You either know or learn a parallel investigation shows Russians representing a bogus Russian gun rights movement penetrated the political party hosting members who’ve tried to discredit you – you recognize this as a TEXTBOOK espionage/influence op you learned at FBI academy.

After two years, the Attorney General over you, who appropriately recused himself from Russia investigation, is fired for seemingly no clear reason after taking public lashings from the President.

Your AG is replaced by an acting AG whose unqualified for position, has limited experience justify such high level appointment, you’ve watched him on TV discrediting your agency and your team’s investigation despite seeing none of evidence or knowing anything Russian influence.

The same month, the President’s personal lawyer pleads guilty in federal court and says he continued negotiations throughout almost the entire Presidential campaign for a Tower in Moscow. This is in opposition to President’s public denials.

You read public reporting that the best apartment in the Moscow Tower project pursued by the President’s business was offered to Russia’s President Putin, the same Putin your President always sides with over you and your agency, the Putin who helped your President win.

You either knew or learned through a redaction error that the President’s campaign manager was alleged to have lied about providing polling data to a Russian whom he owed money, via a former Russian GRU contact.

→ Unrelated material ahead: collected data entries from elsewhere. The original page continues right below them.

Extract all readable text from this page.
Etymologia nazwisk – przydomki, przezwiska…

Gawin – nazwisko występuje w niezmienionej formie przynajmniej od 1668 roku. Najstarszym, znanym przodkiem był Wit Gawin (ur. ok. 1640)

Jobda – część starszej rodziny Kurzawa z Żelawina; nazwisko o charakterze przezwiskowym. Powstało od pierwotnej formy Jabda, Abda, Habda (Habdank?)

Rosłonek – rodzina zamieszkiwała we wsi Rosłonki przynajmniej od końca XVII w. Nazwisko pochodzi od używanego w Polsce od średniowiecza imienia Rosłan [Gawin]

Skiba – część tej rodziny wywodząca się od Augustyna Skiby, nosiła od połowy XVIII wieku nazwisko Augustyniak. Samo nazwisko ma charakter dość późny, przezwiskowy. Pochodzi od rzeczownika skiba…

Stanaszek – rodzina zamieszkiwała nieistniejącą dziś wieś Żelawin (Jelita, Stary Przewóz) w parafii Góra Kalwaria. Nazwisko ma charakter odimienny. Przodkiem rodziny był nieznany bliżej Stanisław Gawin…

That was Trump’s campaign manager Paul Manafort.

Clint Watts concludes:

Wrote thread through day from memory without web searches, I’m sure I missed a lot, & this is all on the public, can’t imagine what it must feel like to serve FBI during this investigation,we clearly don’t know everything Mueller team knows, I imagine there is much more to learn.

If Mueller has been doing his job and is as thorough as has been claimed I imagine he has learned quite a lot.

As Watts shows, there is already a lot out in public, but no doubt there will be more to come when Mueller’s report comes out. It has been reported a draft of his report has already been done.

Whatever the outcome of Mueller’s investigation, it is important for the US and for the world that the results are publicly known.